The included income, or tested income, is treated as subpart F income and is deemed to be currently distributed to a CFC's 10 percent US shareholders. As a result of these TCJA changes, most of a CFC's income is currently included by a US corporate holder either as subpart F or GILTI, with little, if any, foreign income being able to be deferred from US tax. In addition, GILTI makes the widely publicized dividends received deduction that allows foreign earnings to be brought back to the US tax-free largely inoperative unless the CFC has a high amount of tangible assets. These changes, along with other new tax provisions, are relevant in analyzing whether certain operations should be conducted from the US or from a foreign subsidiary and where a company's intellectual property should be located.

Business Interest Deduction Limitation

Changing to conform with many European countries, the TCJA also revised the section 163(j) interest deduction limitation. The interest limitation limits annual business interest deductions to 30 percent of a US taxpayer's adjusted taxable income (ATI), which affects the business consideration of utilizing debt, including in intercompany contexts. The new proposed regulations include a special "grouping election" that is generally favorable and can be made to eliminate interest income and expense on debt between CFCs and include GILTI and subpart F in a US taxpayer's ATI, which typically results in an increase in the section 163(j) limitation. However, the grouping election is irrevocable and must be carefully considered.

Non-US Considerations

Companies with entities in their legal structure that are located in offshore jurisdictions such as Bermuda, the Cayman Islands, the Bahamas, the British Virgin Islands, and Jersey should be apprised of the economic substance requirements that many of these jurisdictions have been implementing during the past year. The new rules can impose significant penalties and are spurred by the jurisdictions' desire to comply with certain EU Council requirements so these countries are not placed on the EU Council's list of noncooperative jurisdictions or blacklist.

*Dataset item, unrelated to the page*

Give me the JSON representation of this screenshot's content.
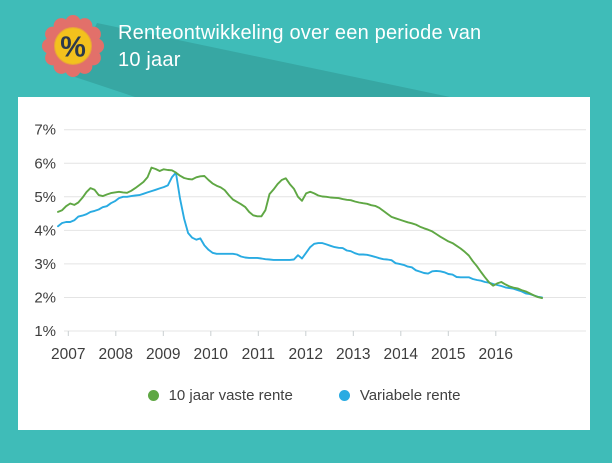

The economic substance laws vary by jurisdiction, but their goal is to introduce substance requirements to prevent international businesses from transferring profits to jurisdictions that impose little or no income tax while having practically no employees or physical presence in the relevant jurisdiction. The new rules typically require minimum activity in the country, such as the company being managed and directed from that jurisdiction, the company having core income-generating activities in that jurisdiction, including locating its employees in that country, or the company maintaining certain minimum physical presence in that jurisdiction. An analysis of the economic substance rules should be considered if a company has an entity in an offshore jurisdiction in its legal entity structure. As a result of these new rules, many US multinationals are restructuring out of these countries.


Due to the everchanging tax rules both in the US and abroad, it is highly recommended that the tax consequences of a corporation's business and legal entity structure are periodically reconsidered. In addition, before business operations outside of the US commence, involving a tax professional to assist in identifying and solving for tax issues is not only prudent, but is typically also financially advantageous in the long run.